Não vi muito do jogo com as outras garotas, pois recebi uma ligação e me ausentei. Me dirigi rapidamente ao vestiário do ginásio, da qual me deparei novamente com Gotou, acompanhado de Juugo. Os dois estão pairados sobre meu armário por alguma razão.

— Imagino que devam ter confundido meu armário, certo? — indaguei. — Outro dia, algum idiota chutou a porta.

— Oh, que pena, não é? — sibilou Gotou, rindo. — Parece que há alguém estressado por aqui, Juugo.

— Bem, não me interessa... — intervi. — Não pretendo usar esse armário por muito tempo, já que não estou em nenhum clube esportivo. Mas imaginei que poderia pegar o culpado por ter feito isso se voltasse aqui novamente. Então, o que estão fazendo aí?

— Não temos nada a dizer pra você — retrucou Juugo. — Vamos para onde quisermos e ficamos onde quisermos. Simples assim.

— Exatamente, Shiroyama — debochou Gotou. — E por que está com tanta pressa de usar seu armário? Só estamos descansando por aqui.

Suspirei, e disse:

— Bem, se não me engano, você tinha uma namorada chamada Yunarashi, certo? Acabei de vê-la passando mal em uma barraca próxima e ela me pediu para chamá-lo com urgência...

— Yunarashi, é? — questionou Gotou. — Ela poderia ter me mandado uma mensagem...

— Duvido que estivesse com o celular, já que as roupas de torcida não têm bolsos... — dei de ombros. — Talvez seja melhor que você fosse lá dar uma olhada.

— Tsc! — Ele grunhiu e saiu do vestiário, mas Juugo permaneceu no lugar.

— Será que você pode se afastar agora?

— Já disse que fico onde quero. E daí que aqui é o seu armário?

— Por acaso está esperando que alguém venha? Pois essa pessoa não virá.

— O quê?

— Professores e corpos docentes estão ocupados demais com as atividades principais, e soube que alguns estudantes desmaiaram por causa do calor, principalmente garotas.

— Mas que...

— Se não acredita em mim, vi uma comoção no vestiário feminino.
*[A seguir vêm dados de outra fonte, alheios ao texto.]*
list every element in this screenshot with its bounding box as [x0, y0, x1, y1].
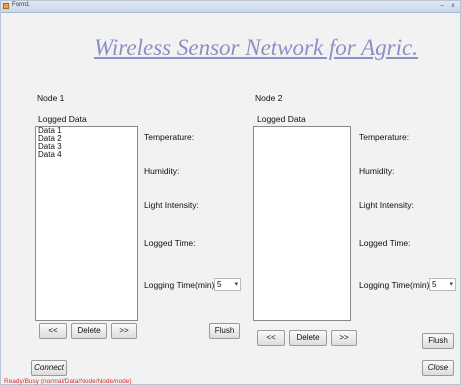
node1-flush-button[interactable]: Flush: [209, 323, 240, 339]
title-bar: Form1 – x: [1, 1, 460, 13]
node1-logged-data-list[interactable]: Data 1 Data 2 Data 3 Data 4: [35, 126, 138, 321]
close-window-button[interactable]: x: [448, 2, 458, 10]
node1-next-button[interactable]: >>: [111, 323, 137, 339]
node2-title: Node 2: [255, 93, 283, 103]
node1-logging-time-label: Logging Time(min): [144, 280, 215, 290]
dropdown-arrow-icon: ▾: [234, 281, 238, 288]
node1-logged-data-label: Logged Data: [38, 114, 87, 124]
node2-logging-time-value: 5: [432, 280, 437, 289]
node2-next-button[interactable]: >>: [331, 330, 357, 346]
node2-humidity-label: Humidity:: [359, 166, 395, 176]
node2-logged-time-label: Logged Time:: [359, 238, 411, 248]
node2-delete-button[interactable]: Delete: [289, 330, 327, 346]
list-item[interactable]: Data 4: [36, 151, 137, 159]
node1-logging-time-value: 5: [217, 280, 222, 289]
node2-logging-time-label: Logging Time(min): [359, 280, 430, 290]
node1-delete-button[interactable]: Delete: [71, 323, 107, 339]
status-text: Ready/Busy (normal/Data/Node/Node/node): [4, 378, 132, 385]
node1-temperature-label: Temperature:: [144, 132, 195, 142]
connect-button[interactable]: Connect: [31, 360, 67, 376]
node1-light-intensity-label: Light Intensity:: [144, 200, 199, 210]
node2-logged-data-list[interactable]: [253, 126, 351, 321]
banner-title: Wireless Sensor Network for Agric.: [94, 35, 418, 60]
form-app-icon: [3, 3, 9, 9]
minimize-button[interactable]: –: [437, 2, 447, 10]
node2-prev-button[interactable]: <<: [257, 330, 285, 346]
node1-humidity-label: Humidity:: [144, 166, 180, 176]
node1-title: Node 1: [37, 93, 65, 103]
app-window: Form1 – x Wireless Sensor Network for Ag…: [0, 0, 461, 385]
node2-flush-button[interactable]: Flush: [422, 333, 454, 349]
window-title: Form1: [12, 2, 30, 8]
node2-logged-data-label: Logged Data: [257, 114, 306, 124]
close-button[interactable]: Close: [422, 360, 454, 376]
node2-logging-time-select[interactable]: 5 ▾: [429, 278, 456, 291]
node1-prev-button[interactable]: <<: [39, 323, 67, 339]
node1-logging-time-select[interactable]: 5 ▾: [214, 278, 241, 291]
node2-temperature-label: Temperature:: [359, 132, 410, 142]
node1-logged-time-label: Logged Time:: [144, 238, 196, 248]
dropdown-arrow-icon: ▾: [449, 281, 453, 288]
node2-light-intensity-label: Light Intensity:: [359, 200, 414, 210]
Parece que todos os professores de educação física foram pra lá.

— Mas que merda é essa?! — Ele correu e saiu do vestiário.

Aproveitei a chance limitada que tive e ao abrir o armário e tirar minhas coisas de lá, coloquei um cadeado. Em poucos instantes, Gotou e Juugo vão voltar para me confrontar, então rapidamente saí correndo dali e peguei outro caminho da barraca mais próxima. Contornei uma boa parte do perímetro da escola e recebi mais uma ligação.

— Eles te pegaram? — disse a voz.

— Não, mas foi por pouco. Já sabe o que deve fazer, certo?

— Não quero me envolver nesse assunto, está entendendo? — retrucou a voz.

— Não se preocupe. Só precisamos continuar com isso até o final do Festival Esportivo. Preciso desligar.

Terminando a ligação, fui até o bicicletário e dei uma desculpa dizendo que precisava ir no médico para ir embora.